Madness carves its own reality. It goes on and on and finally there are only others’ recollections of your behavior-your bizarre, frenetic, aimless behaviors-for mania has at least some grace in partially obliterating memories.
What did I do? Why? When will it happen again? Where? Credit cards revoked, bounced checks to cover, explanations due at work, apologies to make, friendships gone or drained, a ruined marriage. And always, which of my feelings are real? Which me is me? The wild, impulsive, chaotic, energetic, crazy one? Or the shy, withdrawn, desperate, suicidal, doomed, tired one? Probably a bit of both. Hopefully much of that is neither.
Virginia Woolf, in her dives and climbs, said it all: “... how far do our feelings take their colour from the dive underground? I mean, what is the reality of any feeling?”
This Is What It’s Like…
Anonymous
At this point in my life, I cannot imagine leading a normal life without both taking lithium and being in psychotherapy. It is more than clear to me, from my startings and stoppings of lithium, that it is an essential part of maintaining my sanity and avoiding a totally tumultuous existence. Lithium prevents my seductive and disastrous highs, diminishes my depressions, clears out the wool and webbing from my disordered thinking, slows me down, gentles me out, keeps me from ruining my career and relationships, keeps me out of a hospital, alive, and makes psychotherapy possible. But, ineffably, sense of the confusion, reins in the terrifying thoughts and feelings, returns some control and hope and possibility of learning from it all. Pills cannot, do not, ease one back into reality; they only bring one back headlong, careening, and faster than can be endured at times. Psychotherapy is a sanctuary, it is a battleground, it is a place where I have been psychotic, neurotic, elated, confused, and despairing beyond belief. But, always, it is where I have believed or have learned to believe-that I might someday be able to control all of this.
No pill can help me deal with the problem of not wanting to take pills; likewise, no amount of analysis alone can prevent my manias and depressions. I need both. It is an odd thing owing one’s life to pills, one’s own quirks and tenacities, and to this unique, strange and ultimately profound relationship called psychotherapy.
Anne Sexton (1928-1974) - Poet
“... Is life something you play?
And all the time wanting to get rid of it?

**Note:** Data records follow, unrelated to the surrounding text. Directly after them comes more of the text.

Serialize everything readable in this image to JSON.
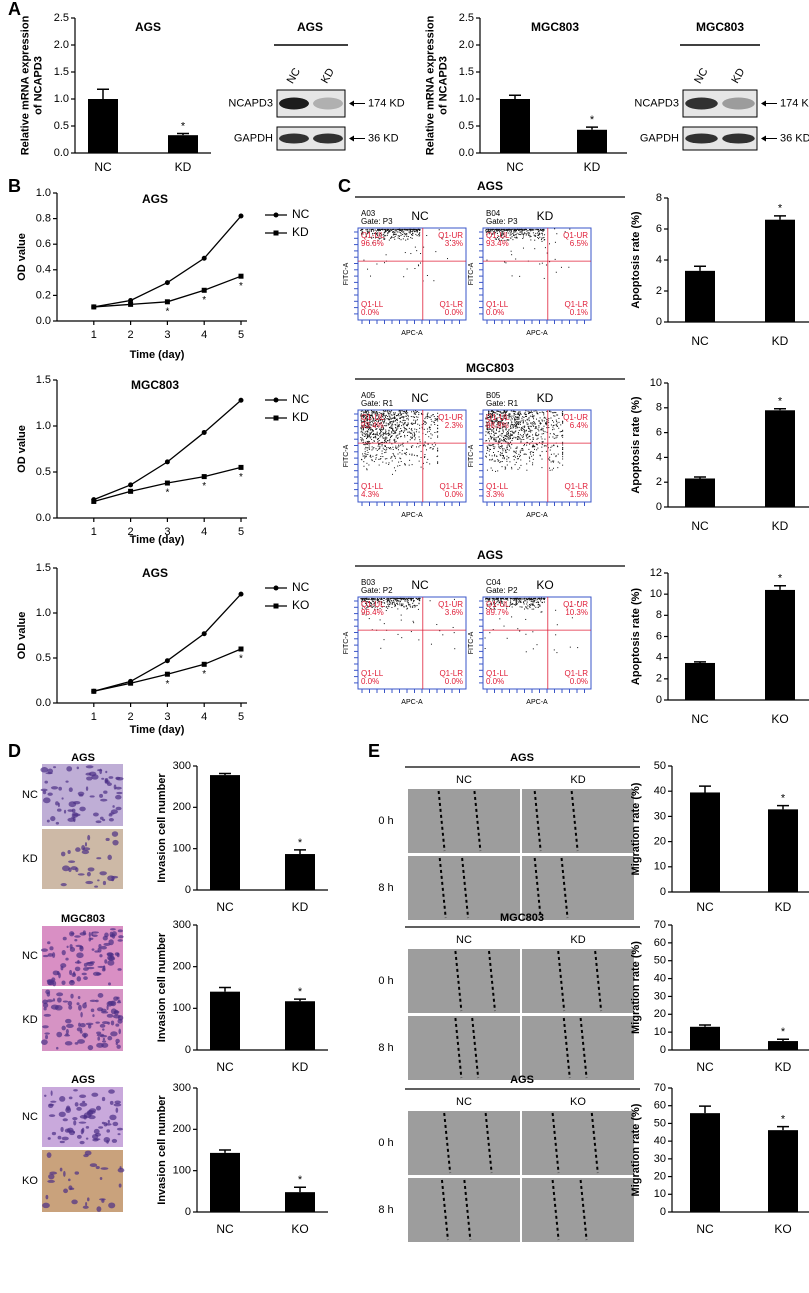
{
  "panel_labels": [
    "A",
    "B",
    "C",
    "D",
    "E"
  ],
  "blots": [
    {
      "title": "AGS",
      "lanes": [
        "NC",
        "KD"
      ],
      "bands": [
        {
          "name": "NCAPD3",
          "size": "174 KD"
        },
        {
          "name": "GAPDH",
          "size": "36 KD"
        }
      ]
    },
    {
      "title": "MGC803",
      "lanes": [
        "NC",
        "KD"
      ],
      "bands": [
        {
          "name": "NCAPD3",
          "size": "174 KD"
        },
        {
          "name": "GAPDH",
          "size": "36 KD"
        }
      ]
    }
  ],
  "flow_axes": {
    "x": "APC-A",
    "y": "FITC-A"
  },
  "flow_panels": [
    {
      "title": "AGS",
      "plots": [
        {
          "group": "NC",
          "sample": "A03",
          "gate": "Gate: P3",
          "quadrants": [
            [
              "Q1-UL",
              "96.6%"
            ],
            [
              "Q1-UR",
              "3.3%"
            ],
            [
              "Q1-LL",
              "0.0%"
            ],
            [
              "Q1-LR",
              "0.0%"
            ]
          ]
        },
        {
          "group": "KD",
          "sample": "B04",
          "gate": "Gate: P3",
          "quadrants": [
            [
              "Q1-UL",
              "93.4%"
            ],
            [
              "Q1-UR",
              "6.5%"
            ],
            [
              "Q1-LL",
              "0.0%"
            ],
            [
              "Q1-LR",
              "0.1%"
            ]
          ]
        }
      ]
    },
    {
      "title": "MGC803",
      "plots": [
        {
          "group": "NC",
          "sample": "A05",
          "gate": "Gate: R1",
          "quadrants": [
            [
              "Q1-UL",
              "93.4%"
            ],
            [
              "Q1-UR",
              "2.3%"
            ],
            [
              "Q1-LL",
              "4.3%"
            ],
            [
              "Q1-LR",
              "0.0%"
            ]
          ]
        },
        {
          "group": "KD",
          "sample": "B05",
          "gate": "Gate: R1",
          "quadrants": [
            [
              "Q1-UL",
              "88.8%"
            ],
            [
              "Q1-UR",
              "6.4%"
            ],
            [
              "Q1-LL",
              "3.3%"
            ],
            [
              "Q1-LR",
              "1.5%"
            ]
          ]
        }
      ]
    },
    {
      "title": "AGS",
      "plots": [
        {
          "group": "NC",
          "sample": "B03",
          "gate": "Gate: P2",
          "quadrants": [
            [
              "Q1-UL",
              "96.4%"
            ],
            [
              "Q1-UR",
              "3.6%"
            ],
            [
              "Q1-LL",
              "0.0%"
            ],
            [
              "Q1-LR",
              "0.0%"
            ]
          ]
        },
        {
          "group": "KO",
          "sample": "C04",
          "gate": "Gate: P2",
          "quadrants": [
            [
              "Q1-UL",
              "89.7%"
            ],
            [
              "Q1-UR",
              "10.3%"
            ],
            [
              "Q1-LL",
              "0.0%"
            ],
            [
              "Q1-LR",
              "0.0%"
            ]
          ]
        }
      ]
    }
  ],
  "invasion_panels": [
    {
      "title": "AGS",
      "rows": [
        "NC",
        "KD"
      ]
    },
    {
      "title": "MGC803",
      "rows": [
        "NC",
        "KD"
      ]
    },
    {
      "title": "AGS",
      "rows": [
        "NC",
        "KO"
      ]
    }
  ],
  "wound_panels": [
    {
      "title": "AGS",
      "columns": [
        "NC",
        "KD"
      ],
      "rows": [
        "0 h",
        "8 h"
      ]
    },
    {
      "title": "MGC803",
      "columns": [
        "NC",
        "KD"
      ],
      "rows": [
        "0 h",
        "8 h"
      ]
    },
    {
      "title": "AGS",
      "columns": [
        "NC",
        "KO"
      ],
      "rows": [
        "0 h",
        "8 h"
      ]
    }
  ],
  "chart_data": [
    {
      "type": "bar",
      "title": "AGS",
      "ylabel": [
        "Relative mRNA expression",
        "of NCAPD3"
      ],
      "categories": [
        "NC",
        "KD"
      ],
      "values": [
        1.0,
        0.33
      ],
      "errors": [
        0.18,
        0.03
      ],
      "significance": [
        null,
        "*"
      ],
      "color": "#000000",
      "ylim": [
        0,
        2.5
      ],
      "yticks": [
        {
          "value": 0,
          "label": "0.0"
        },
        0.5,
        {
          "value": 1,
          "label": "1.0"
        },
        1.5,
        {
          "value": 2,
          "label": "2.0"
        },
        2.5
      ]
    },
    {
      "type": "bar",
      "title": "MGC803",
      "ylabel": [
        "Relative mRNA expression",
        "of NCAPD3"
      ],
      "categories": [
        "NC",
        "KD"
      ],
      "values": [
        1.0,
        0.43
      ],
      "errors": [
        0.07,
        0.05
      ],
      "significance": [
        null,
        "*"
      ],
      "color": "#000000",
      "ylim": [
        0,
        2.5
      ],
      "yticks": [
        {
          "value": 0,
          "label": "0.0"
        },
        0.5,
        {
          "value": 1,
          "label": "1.0"
        },
        1.5,
        {
          "value": 2,
          "label": "2.0"
        },
        2.5
      ]
    },
    {
      "type": "line",
      "title": "AGS",
      "xlabel": "Time (day)",
      "ylabel": "OD value",
      "x": [
        1,
        2,
        3,
        4,
        5
      ],
      "xlim": [
        0,
        5
      ],
      "xticks": [
        1,
        2,
        3,
        4,
        5
      ],
      "ylim": [
        0,
        1
      ],
      "yticks": [
        {
          "value": 0,
          "label": "0.0"
        },
        0.2,
        0.4,
        0.6,
        0.8,
        {
          "value": 1,
          "label": "1.0"
        }
      ],
      "series": [
        {
          "name": "NC",
          "color": "#000000",
          "marker": "circle",
          "values": [
            0.11,
            0.16,
            0.3,
            0.49,
            0.82
          ]
        },
        {
          "name": "KD",
          "color": "#000000",
          "marker": "square",
          "values": [
            0.11,
            0.13,
            0.15,
            0.24,
            0.35
          ]
        }
      ],
      "significance": [
        null,
        null,
        "*",
        "*",
        "*"
      ]
    },
    {
      "type": "line",
      "title": "MGC803",
      "xlabel": "Time (day)",
      "ylabel": "OD value",
      "x": [
        1,
        2,
        3,
        4,
        5
      ],
      "xlim": [
        0,
        5
      ],
      "xticks": [
        1,
        2,
        3,
        4,
        5
      ],
      "ylim": [
        0,
        1.5
      ],
      "yticks": [
        {
          "value": 0,
          "label": "0.0"
        },
        0.5,
        {
          "value": 1,
          "label": "1.0"
        },
        1.5
      ],
      "series": [
        {
          "name": "NC",
          "color": "#000000",
          "marker": "circle",
          "values": [
            0.2,
            0.36,
            0.61,
            0.93,
            1.28
          ]
        },
        {
          "name": "KD",
          "color": "#000000",
          "marker": "square",
          "values": [
            0.18,
            0.29,
            0.38,
            0.45,
            0.55
          ]
        }
      ],
      "significance": [
        null,
        null,
        "*",
        "*",
        "*"
      ]
    },
    {
      "type": "line",
      "title": "AGS",
      "xlabel": "Time (day)",
      "ylabel": "OD value",
      "x": [
        1,
        2,
        3,
        4,
        5
      ],
      "xlim": [
        0,
        5
      ],
      "xticks": [
        1,
        2,
        3,
        4,
        5
      ],
      "ylim": [
        0,
        1.5
      ],
      "yticks": [
        {
          "value": 0,
          "label": "0.0"
        },
        0.5,
        {
          "value": 1,
          "label": "1.0"
        },
        1.5
      ],
      "series": [
        {
          "name": "NC",
          "color": "#000000",
          "marker": "circle",
          "values": [
            0.13,
            0.24,
            0.47,
            0.77,
            1.21
          ]
        },
        {
          "name": "KO",
          "color": "#000000",
          "marker": "square",
          "values": [
            0.13,
            0.22,
            0.32,
            0.43,
            0.6
          ]
        }
      ],
      "significance": [
        null,
        null,
        "*",
        "*",
        "*"
      ]
    },
    {
      "type": "bar",
      "ylabel": "Apoptosis rate (%)",
      "categories": [
        "NC",
        "KD"
      ],
      "values": [
        3.3,
        6.6
      ],
      "errors": [
        0.3,
        0.25
      ],
      "significance": [
        null,
        "*"
      ],
      "color": "#000000",
      "ylim": [
        0,
        8
      ],
      "yticks": [
        0,
        2,
        4,
        6,
        8
      ]
    },
    {
      "type": "bar",
      "ylabel": "Apoptosis rate (%)",
      "categories": [
        "NC",
        "KD"
      ],
      "values": [
        2.3,
        7.8
      ],
      "errors": [
        0.12,
        0.12
      ],
      "significance": [
        null,
        "*"
      ],
      "color": "#000000",
      "ylim": [
        0,
        10
      ],
      "yticks": [
        0,
        2,
        4,
        6,
        8,
        10
      ]
    },
    {
      "type": "bar",
      "ylabel": "Apoptosis rate (%)",
      "categories": [
        "NC",
        "KO"
      ],
      "values": [
        3.5,
        10.4
      ],
      "errors": [
        0.1,
        0.4
      ],
      "significance": [
        null,
        "*"
      ],
      "color": "#000000",
      "ylim": [
        0,
        12
      ],
      "yticks": [
        0,
        2,
        4,
        6,
        8,
        10,
        12
      ]
    },
    {
      "type": "bar",
      "ylabel": "Invasion cell number",
      "categories": [
        "NC",
        "KD"
      ],
      "values": [
        278,
        87
      ],
      "errors": [
        4,
        10
      ],
      "significance": [
        null,
        "*"
      ],
      "color": "#000000",
      "ylim": [
        0,
        300
      ],
      "yticks": [
        0,
        100,
        200,
        300
      ]
    },
    {
      "type": "bar",
      "ylabel": "Invasion cell number",
      "categories": [
        "NC",
        "KD"
      ],
      "values": [
        140,
        117
      ],
      "errors": [
        10,
        5
      ],
      "significance": [
        null,
        "*"
      ],
      "color": "#000000",
      "ylim": [
        0,
        300
      ],
      "yticks": [
        0,
        100,
        200,
        300
      ]
    },
    {
      "type": "bar",
      "ylabel": "Invasion cell number",
      "categories": [
        "NC",
        "KO"
      ],
      "values": [
        143,
        48
      ],
      "errors": [
        7,
        12
      ],
      "significance": [
        null,
        "*"
      ],
      "color": "#000000",
      "ylim": [
        0,
        300
      ],
      "yticks": [
        0,
        100,
        200,
        300
      ]
    },
    {
      "type": "bar",
      "ylabel": "Migration rate (%)",
      "categories": [
        "NC",
        "KD"
      ],
      "values": [
        39.5,
        32.8
      ],
      "errors": [
        2.5,
        1.5
      ],
      "significance": [
        null,
        "*"
      ],
      "color": "#000000",
      "ylim": [
        0,
        50
      ],
      "yticks": [
        0,
        10,
        20,
        30,
        40,
        50
      ]
    },
    {
      "type": "bar",
      "ylabel": "Migration rate (%)",
      "categories": [
        "NC",
        "KD"
      ],
      "values": [
        13,
        5
      ],
      "errors": [
        1,
        1
      ],
      "significance": [
        null,
        "*"
      ],
      "color": "#000000",
      "ylim": [
        0,
        70
      ],
      "yticks": [
        0,
        10,
        20,
        30,
        40,
        50,
        60,
        70
      ]
    },
    {
      "type": "bar",
      "ylabel": "Migration rate (%)",
      "categories": [
        "NC",
        "KO"
      ],
      "values": [
        55.8,
        46.2
      ],
      "errors": [
        4,
        2
      ],
      "significance": [
        null,
        "*"
      ],
      "color": "#000000",
      "ylim": [
        0,
        70
      ],
      "yticks": [
        0,
        10,
        20,
        30,
        40,
        50,
        60,
        70
      ]
    }
  ]
}
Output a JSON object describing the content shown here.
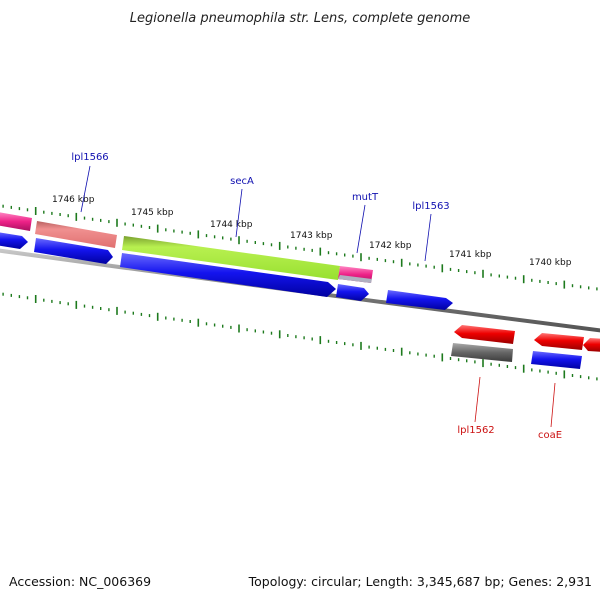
{
  "title": "Legionella pneumophila str. Lens, complete genome",
  "footer": {
    "accession": "Accession: NC_006369",
    "summary": "Topology: circular; Length: 3,345,687 bp; Genes: 2,931"
  },
  "ruler": [
    {
      "label": "1746 kbp"
    },
    {
      "label": "1745 kbp"
    },
    {
      "label": "1744 kbp"
    },
    {
      "label": "1743 kbp"
    },
    {
      "label": "1742 kbp"
    },
    {
      "label": "1741 kbp"
    },
    {
      "label": "1740 kbp"
    }
  ],
  "gene_labels": [
    {
      "name": "lpl1566",
      "strand": "forward"
    },
    {
      "name": "secA",
      "strand": "forward"
    },
    {
      "name": "mutT",
      "strand": "forward"
    },
    {
      "name": "lpl1563",
      "strand": "forward"
    },
    {
      "name": "lpl1562",
      "strand": "reverse"
    },
    {
      "name": "coaE",
      "strand": "reverse"
    }
  ],
  "colors": {
    "forward_label": "#1010b0",
    "reverse_label": "#cc1111",
    "tick": "#1d7a1d",
    "backbone": "#7a7a7a",
    "cds_blue": "#1010e0",
    "cds_red": "#ee1010",
    "cds_grey": "#666666",
    "cds_pink": "#ee3399",
    "cds_salmon": "#ee8080",
    "cds_lime": "#aaee44"
  }
}
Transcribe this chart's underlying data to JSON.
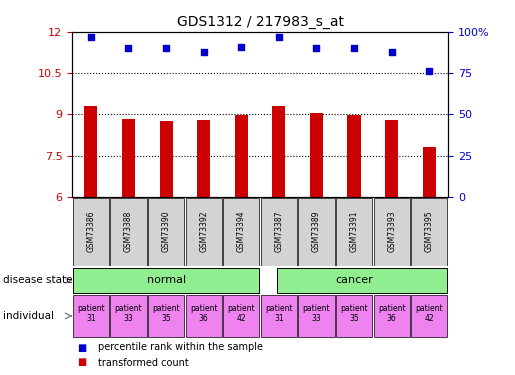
{
  "title": "GDS1312 / 217983_s_at",
  "samples": [
    "GSM73386",
    "GSM73388",
    "GSM73390",
    "GSM73392",
    "GSM73394",
    "GSM73387",
    "GSM73389",
    "GSM73391",
    "GSM73393",
    "GSM73395"
  ],
  "bar_values": [
    9.3,
    8.85,
    8.75,
    8.8,
    8.97,
    9.3,
    9.05,
    8.97,
    8.8,
    7.8
  ],
  "dot_values_pct": [
    97,
    90,
    90,
    88,
    91,
    97,
    90,
    90,
    88,
    76
  ],
  "bar_color": "#cc0000",
  "dot_color": "#0000cc",
  "ylim": [
    6,
    12
  ],
  "yticks_left": [
    6,
    7.5,
    9,
    10.5,
    12
  ],
  "yticks_right_pct": [
    0,
    25,
    50,
    75,
    100
  ],
  "ytick_labels_right": [
    "0",
    "25",
    "50",
    "75",
    "100%"
  ],
  "hlines": [
    7.5,
    9.0,
    10.5
  ],
  "disease_state_split": 5,
  "normal_color": "#90ee90",
  "cancer_color": "#90ee90",
  "individual_color": "#ee82ee",
  "sample_box_color": "#d3d3d3",
  "patients": [
    "patient\n31",
    "patient\n33",
    "patient\n35",
    "patient\n36",
    "patient\n42",
    "patient\n31",
    "patient\n33",
    "patient\n35",
    "patient\n36",
    "patient\n42"
  ],
  "legend_bar_label": "transformed count",
  "legend_dot_label": "percentile rank within the sample",
  "label_disease_state": "disease state",
  "label_individual": "individual",
  "bar_width": 0.35
}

And further, everyone yelling at you to shut up.
And no wonder!
People don’t like to be told
that you’re sick
and then be forced
to watch
you…”
After many episodes of depression, at the age of 46, in the midst of a highly successful career, Anne Sexton took her own life.
“... Well, death’s been here for a long time” A.S.
Gustav Mahler (1860-1911) - Composer
“I have become a different person. The fires of a supreme zest for living and the most gnawing desire for death alternate in my heart, sometimes in the course of a single hour. I know only one thing: I cannot go on like this!”
Composer of nine innovative symphonies that radiated intense joy and bleak sorrow, and more than 40 orchestral songs that were equally masterful in conveying human feelings, Mahler was, by his own admission, prisoner of his mood swings. Like Handel, Mahler’s frantic energies and imagination were at their peak in the summer, sometimes almost unbearably so.
Revision date: July 8, 2011
Last revised: by David A. Scott, M.D.